日本地球惑星科学連合2016年大会

講演情報

口頭発表

セッション記号 A (大気水圏科学) » A-CG 大気水圏科学複合領域・一般

[A-CG24] 北極域の科学

2016年5月26日(木) 10:45 〜 12:15 304 (3F)

コンビーナ:*川崎 高雄(国立極地研究所)、森 正人(東京大学大気海洋研究所)、佐藤 永(海洋研究開発機構 地球表層物質循環研究分野)、津滝 俊(国立極地研究所国際北極環境研究センター)、羽角 博康(東京大学大気海洋研究所)、座長:森 正人(東京大学大気海洋研究所)、佐藤 永(海洋研究開発機構 地球表層物質循環研究分野)

12:00 〜 12:15

[ACG24-11] トップダウン法とボトムアップ法によるCO2フラックス推定値の比較 - シベリア・ヤクーツクでの試み -

*高田 久美子1,2,3Patra Prabir3Belikov Dmitry2,1小谷 亜由美4森 淳子3,1GTMIP グループ市井 和仁3佐伯 田鶴3丹羽 洋介5斉藤 和之3太田 岳史4Maksyutov Shamil2町田 敏暢2Ganshin Alexander6,7Zhuravlev Ruslan6,7杉本 敦子8青木 周司9 (1.国立極地研究所 国際北極環境研究センター、2.国立環境研究所地球環境研究センター、3.海洋研究開発機構、4.名古屋大学、5.気象庁気象研究所、6.Tomsk State University、7.Central Aerological Observatory、8.北海道大学、9.東北大学)

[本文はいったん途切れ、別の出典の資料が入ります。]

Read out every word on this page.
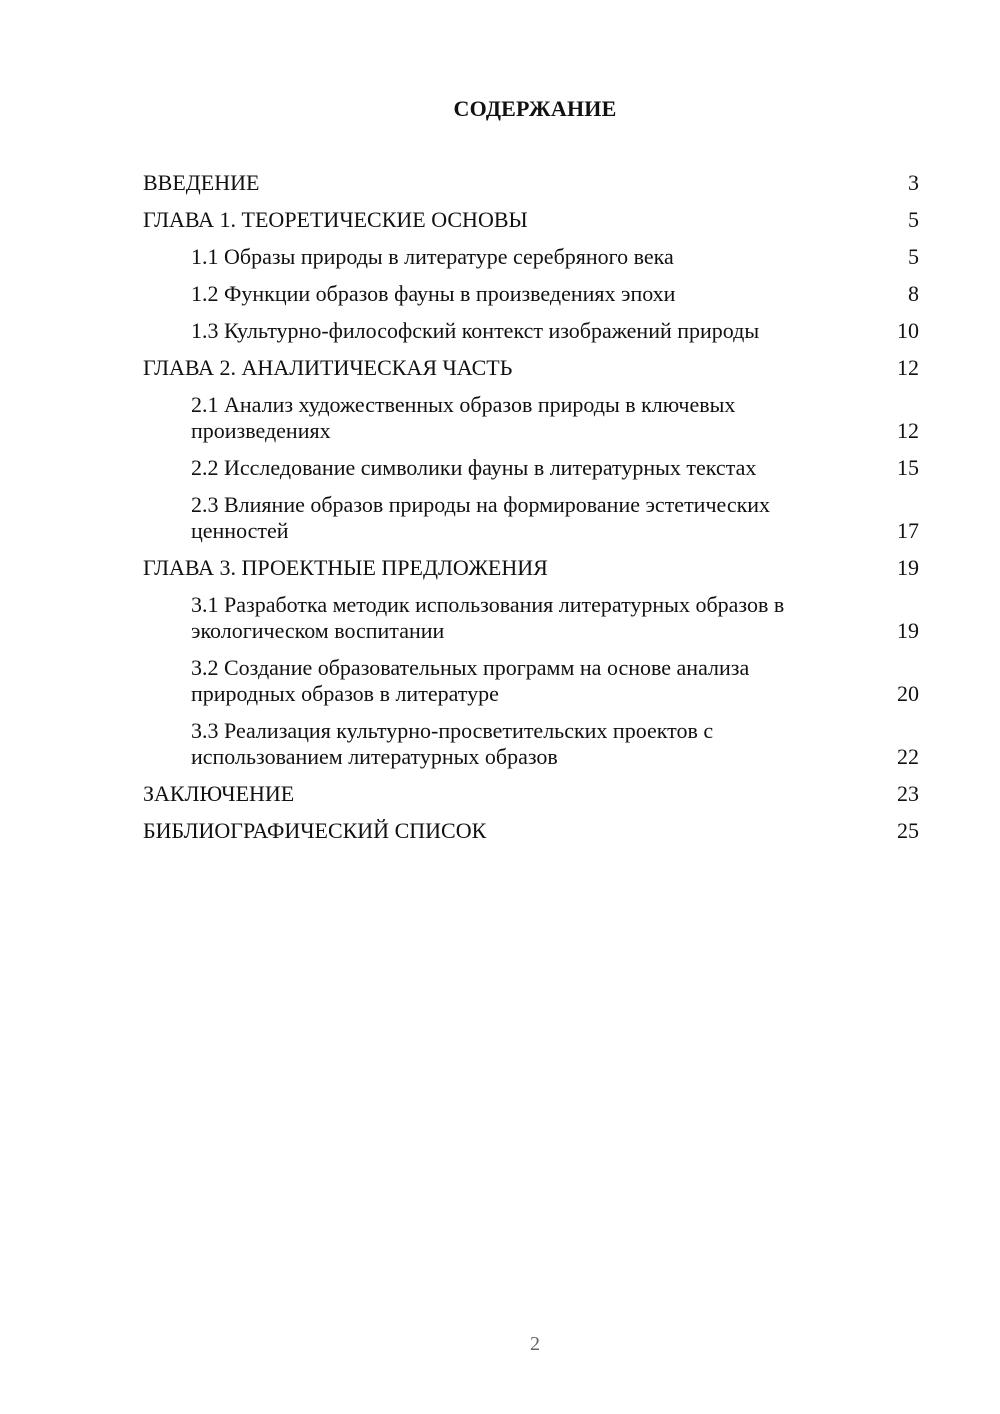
СОДЕРЖАНИЕ
ВВЕДЕНИЕ	3
ГЛАВА 1. ТЕОРЕТИЧЕСКИЕ ОСНОВЫ	5
1.1 Образы природы в литературе серебряного века	5
1.2 Функции образов фауны в произведениях эпохи	8
1.3 Культурно-философский контекст изображений природы	10
ГЛАВА 2. АНАЛИТИЧЕСКАЯ ЧАСТЬ	12
2.1 Анализ художественных образов природы в ключевых произведениях	12
2.2 Исследование символики фауны в литературных текстах	15
2.3 Влияние образов природы на формирование эстетических ценностей	17
ГЛАВА 3. ПРОЕКТНЫЕ ПРЕДЛОЖЕНИЯ	19
3.1 Разработка методик использования литературных образов в экологическом воспитании	19
3.2 Создание образовательных программ на основе анализа природных образов в литературе	20
3.3 Реализация культурно-просветительских проектов с использованием литературных образов	22
ЗАКЛЮЧЕНИЕ	23
БИБЛИОГРАФИЧЕСКИЙ СПИСОК	25
2
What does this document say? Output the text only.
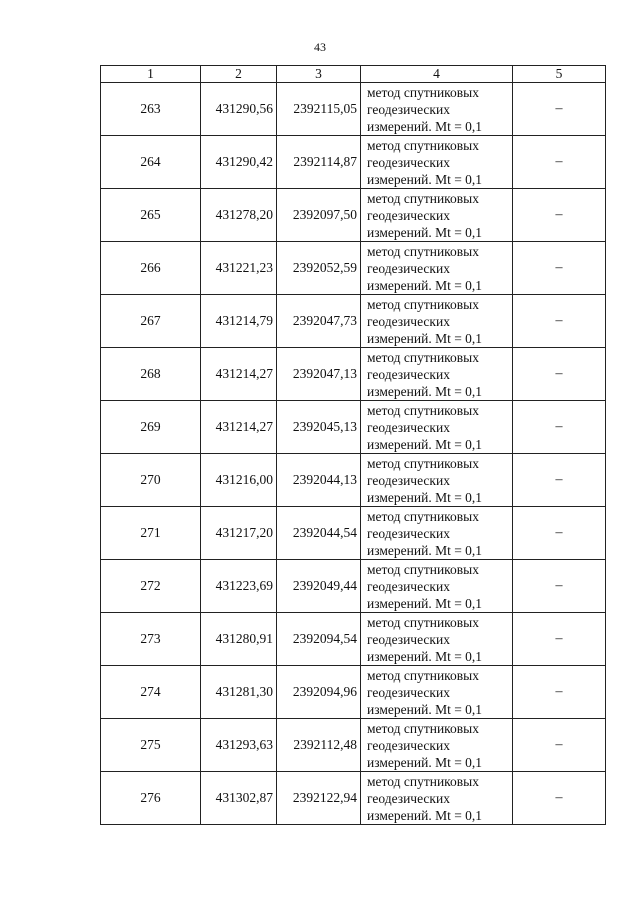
43
1	2	3	4	5
263	431290,56	2392115,05	метод спутниковых геодезических измерений. Mt = 0,1	–
264	431290,42	2392114,87	метод спутниковых геодезических измерений. Mt = 0,1	–
265	431278,20	2392097,50	метод спутниковых геодезических измерений. Mt = 0,1	–
266	431221,23	2392052,59	метод спутниковых геодезических измерений. Mt = 0,1	–
267	431214,79	2392047,73	метод спутниковых геодезических измерений. Mt = 0,1	–
268	431214,27	2392047,13	метод спутниковых геодезических измерений. Mt = 0,1	–
269	431214,27	2392045,13	метод спутниковых геодезических измерений. Mt = 0,1	–
270	431216,00	2392044,13	метод спутниковых геодезических измерений. Mt = 0,1	–
271	431217,20	2392044,54	метод спутниковых геодезических измерений. Mt = 0,1	–
272	431223,69	2392049,44	метод спутниковых геодезических измерений. Mt = 0,1	–
273	431280,91	2392094,54	метод спутниковых геодезических измерений. Mt = 0,1	–
274	431281,30	2392094,96	метод спутниковых геодезических измерений. Mt = 0,1	–
275	431293,63	2392112,48	метод спутниковых геодезических измерений. Mt = 0,1	–
276	431302,87	2392122,94	метод спутниковых геодезических измерений. Mt = 0,1	–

キーワード:CO2収支、寒帯林帯、トップダウン法とボトムアップ法、タワー観測

森林生態系の炭素収支が気候変動において重要な役割を担っているとともに大きな不確実性があることは広く認識されており、炭素収支に関するボトムアップ推定とトップダウン推定を比較することによって両者の不確実性を低減しようとする試みは、近年精力的に進められている。GRENE事業北極気候変動分野(以下、GRENE北極事業)では、観測データが乏しいシベリア域をはじめとした北極域で陸域観測や大気観測が実施されるとともに、プロセスモデルや逆解析モデルによる地上CO2フラックスの推定も実施されている。
GRENE北極事業の陸域の研究課題では環北極域でエネルギー・水・炭素循環の観測を多地点で実施しており、その中の4地点で複数の陸域のプロセスベースモデル(陸面過程モデル)によるエネルギー・水・炭素フラックスの相互比較(GTMIP)(Miyazaki et al., 2015) を進めている。一方、温室効果気体の研究課題では航空機や地上ステーションでのCO2濃度の高精度観測を実施するとともに、逆解析モデルによる地域スケールでのCO2地上フラックスの推定を実施している。今回はNet Ecosystem Production (NEP) またはNet Biome Productivity (NBP) に相当する炭素収支量を対象として、ヤクーツクでの陸域タワー観測に基づくCO2フラックス値、陸面過程モデルのCO2フラックス推定値、逆解析モデルによるヤクーツク周辺500km四方のCO2フラックス推定値について、1980年から2012年の月平均値で比較した(タワー観測は2004-2011年)。
その結果、タワー観測、陸面過程モデル、逆解析モデルの値は概ね一致し、6-8月に大きな吸収、他の月は小さな放出または吸収となる季節変化の特徴が共通して見られた。経年変動は、夏季平均値(6-8月)のほうが年間値よりもばらつきが小さい傾向が認められた。冬季はもともとフラックス値が小さい上に、不確実性の大きい呼吸過程が支配的であるため、冬季の推定値のばらつきが大きく、年間値もその影響を受けたと考えられる。夏季平均値の年々変動は、幾つかのモデルで観測と似た傾向が認められるが、一致・不一致の原因には様々なものが考えられる。第一には、それぞれの推定方法の代表的な水平スケールの違いがある。また、森林火災の考慮の仕方や影響の受け方が違うことも不一致の原因の一つとして考えられる。タワー観測では湿潤年・高温乾燥年などの特徴的な気象条件と対応したNEPの変動が見られるが、モデルでは必ずしもそれらの特徴が捉えられていない。これらを個別に調査して一致・不一致の原因を明らかにすることにより、CO2収支の不確実性の低減していくことができる。